Ainsi, au vu des éléments publics, la décision de Paris et de Londres paraît peu compréhensible.

Références (MAJ de deux billets parus ce jour)

O. Kempf

Commentaires

1. Le dimanche 17 mars 2013, 21:47 par yves cadiou

On peut certes s’interroger sur les motifs et motivations de cette décision présidentielle. Quoi qu’il en soit elle est prise en conformité avec l’une de nos deux Constitutions.

Un peu d’ironie ne fera pas de mal, au point où on en est. La France dispose de deux Constitutions, donc double garantie de démocratie : il y a une Constitution théorique qui est écrite et qui a été votée par referendum ; et il y a une deuxième Constitution qui est En Vigueur (CEV).
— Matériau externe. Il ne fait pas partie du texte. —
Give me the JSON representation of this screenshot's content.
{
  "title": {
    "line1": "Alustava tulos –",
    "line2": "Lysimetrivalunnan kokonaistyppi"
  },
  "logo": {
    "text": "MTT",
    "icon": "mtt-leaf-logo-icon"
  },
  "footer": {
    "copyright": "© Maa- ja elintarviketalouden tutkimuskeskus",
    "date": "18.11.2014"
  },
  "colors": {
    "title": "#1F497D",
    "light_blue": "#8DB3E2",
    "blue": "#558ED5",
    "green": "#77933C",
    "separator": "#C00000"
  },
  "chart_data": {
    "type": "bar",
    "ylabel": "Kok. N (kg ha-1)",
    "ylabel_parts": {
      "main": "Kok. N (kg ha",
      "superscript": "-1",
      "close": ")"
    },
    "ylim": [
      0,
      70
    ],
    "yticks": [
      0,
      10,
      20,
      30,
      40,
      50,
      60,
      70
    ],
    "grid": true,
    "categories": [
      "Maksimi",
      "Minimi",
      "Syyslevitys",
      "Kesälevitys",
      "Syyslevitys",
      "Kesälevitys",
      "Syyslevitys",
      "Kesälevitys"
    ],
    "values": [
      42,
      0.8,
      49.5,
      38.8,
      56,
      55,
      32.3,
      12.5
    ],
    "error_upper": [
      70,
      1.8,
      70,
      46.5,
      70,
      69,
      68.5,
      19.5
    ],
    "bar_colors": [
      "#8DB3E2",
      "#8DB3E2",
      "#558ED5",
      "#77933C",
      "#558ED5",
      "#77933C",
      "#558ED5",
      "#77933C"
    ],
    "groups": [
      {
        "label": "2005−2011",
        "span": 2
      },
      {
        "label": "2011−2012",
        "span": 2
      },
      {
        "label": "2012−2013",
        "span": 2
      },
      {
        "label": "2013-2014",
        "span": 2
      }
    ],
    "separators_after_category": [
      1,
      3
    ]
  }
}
Elle est progressivement entrée en vigueur depuis 1970 lorsque le Premier ministre, ancien maire de Bordeaux, a inventé la notion de « domaine réservé du Président ». Ce Chef de Gouvernement voulait probablement se décharger d’un domaine qui ne l’intéressait pas : depuis lors on a pu vérifier que les politiques étrangère et militaire commencent à intéresser un élu local seulement après qu’il se soit aperçu, un 14 juillet, qu’il est « chef des armées ». C’est certainement en application de ce principe que l’actuel Président s’est considéré comme autorisé, au mépris des articles 5 et 20 de la véritable Constitution, à prendre la décision dont on parle ici.

Un problème avec cette CEV, c’est que le vrai bon citoyen (une catégorie dont je fais partie, le lecteur aura deviné) se sent presque gêné de s’interroger sur les tenants et aboutissants d’une décision qui résulte du bon vouloir présidentiel. Alors comment Olivier Kempf, qui est pourtant un vrai bon citoyen lui aussi, peut-il être « spéculatif, hypothétique, interrogatif » sans être gêné de son audace ? Comment peut-on ignorer la CEV ?

Un autre problème avec cette CEV, c’est qu’on ne sait pas si le Parlement peut s’opposer à une décision présidentielle. On verra.

Pour moi et mon droit de vote, cette décision présidentielle résulte tout simplement d’un phénomène psychologique individuel : sous couvert de ceci-cela, un désir d’absolutisme. Après la prestation exemplaire de nos armées au Mali, le Président a pris la grosse tête. Heureusement, il existe des assemblées représentatives du Peuple pour tempérer l’absolutisme.